What To Do if You Disagree with Your Settlement

If you believe the settlement offered by your insurance company is insufficient or unfair, you have options. If you need assistance, reach out to your local Public Adjuster, like Fortitude, to go through your claim. You may be able to negotiate more effectively with a public adjuster on your side. Otherwise, here are some ways you can reassess your settlement:

  • Review Your Policy: Carefully review your insurance policy to understand the terms and coverage limitations.
  • Request a Reassessment: Provide additional documentation or evidence to support your claim and request a reassessment from your insurance company.
  • Negotiate: If necessary, negotiate with your insurance adjuster to reach a fair settlement. Consider seeking assistance from a public adjuster or legal counsel if you encounter difficulties.
  • Talk to the Claims Manager: Don’t hesitate to contact the claims manager if you have questions concerning the claims settlement offer and have given the claims adjuster a chance to answer them.

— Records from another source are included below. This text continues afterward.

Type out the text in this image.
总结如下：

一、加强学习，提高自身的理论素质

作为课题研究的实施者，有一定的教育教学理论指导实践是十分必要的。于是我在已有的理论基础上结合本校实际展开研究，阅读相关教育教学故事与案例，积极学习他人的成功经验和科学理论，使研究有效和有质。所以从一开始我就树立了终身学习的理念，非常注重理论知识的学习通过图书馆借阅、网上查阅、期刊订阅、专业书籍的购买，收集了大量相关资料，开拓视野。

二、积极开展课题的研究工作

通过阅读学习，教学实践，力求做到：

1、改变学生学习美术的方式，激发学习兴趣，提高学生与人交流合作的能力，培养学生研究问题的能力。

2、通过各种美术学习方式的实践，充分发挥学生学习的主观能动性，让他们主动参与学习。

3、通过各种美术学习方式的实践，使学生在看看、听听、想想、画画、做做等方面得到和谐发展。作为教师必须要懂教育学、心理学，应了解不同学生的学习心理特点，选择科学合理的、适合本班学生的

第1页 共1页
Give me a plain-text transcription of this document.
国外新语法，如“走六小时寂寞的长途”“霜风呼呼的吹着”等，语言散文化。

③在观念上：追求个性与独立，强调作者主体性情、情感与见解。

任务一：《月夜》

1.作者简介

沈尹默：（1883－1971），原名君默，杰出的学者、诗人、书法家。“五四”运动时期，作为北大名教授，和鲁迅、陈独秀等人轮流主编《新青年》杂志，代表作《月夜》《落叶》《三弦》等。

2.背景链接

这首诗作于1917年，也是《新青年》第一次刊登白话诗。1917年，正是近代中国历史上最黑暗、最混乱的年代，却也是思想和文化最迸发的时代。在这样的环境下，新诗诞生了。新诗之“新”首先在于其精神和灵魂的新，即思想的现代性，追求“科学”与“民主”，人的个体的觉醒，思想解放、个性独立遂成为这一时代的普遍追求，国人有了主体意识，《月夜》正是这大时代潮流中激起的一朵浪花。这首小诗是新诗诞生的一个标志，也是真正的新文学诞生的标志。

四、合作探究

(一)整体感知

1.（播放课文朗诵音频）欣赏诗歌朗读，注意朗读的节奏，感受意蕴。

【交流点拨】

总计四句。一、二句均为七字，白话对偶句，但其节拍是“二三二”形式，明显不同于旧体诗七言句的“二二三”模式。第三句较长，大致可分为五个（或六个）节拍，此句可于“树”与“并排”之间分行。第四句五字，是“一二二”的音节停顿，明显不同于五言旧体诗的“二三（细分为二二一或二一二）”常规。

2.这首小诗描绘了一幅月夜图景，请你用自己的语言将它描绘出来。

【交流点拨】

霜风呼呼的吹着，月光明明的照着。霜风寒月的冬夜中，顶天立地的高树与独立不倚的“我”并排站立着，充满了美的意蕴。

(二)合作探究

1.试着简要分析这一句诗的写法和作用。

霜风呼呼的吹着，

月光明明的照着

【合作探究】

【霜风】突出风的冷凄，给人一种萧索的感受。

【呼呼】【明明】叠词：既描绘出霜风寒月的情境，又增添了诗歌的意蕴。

What To Do if Your Homeowner’s Insurance Claim Gets Denied

There are many reasons why a homeowner’s insurance claim can be denied, but if you feel like your claim was wrongly denied, please take the following steps:

  • Understand the Reason: Request a detailed explanation for the denial from your insurance company.
    Review Your Options: Review your policy and consult with a public adjuster to understand your options for appeal or recourse.
  • File an Appeal: If you believe the denial is unjustified, file an appeal with your insurance company. Provide any additional evidence or documentation to support your case.
  • File a Complaint: If all other avenues have been explored, filing a complaint with your State Insurance Department may be necessary. Upon receiving a complaint, the department usually investigates to determine if the insurance company has breached any state laws or regulations. They collaborate with the insurance company to address the complaints and, if necessary, undertake legal measures against the company for any identified violations of state laws or regulations.
  • Seek Legal Assistance: If necessary, consider seeking legal representation to escalate your claim or pursue alternative dispute resolution methods.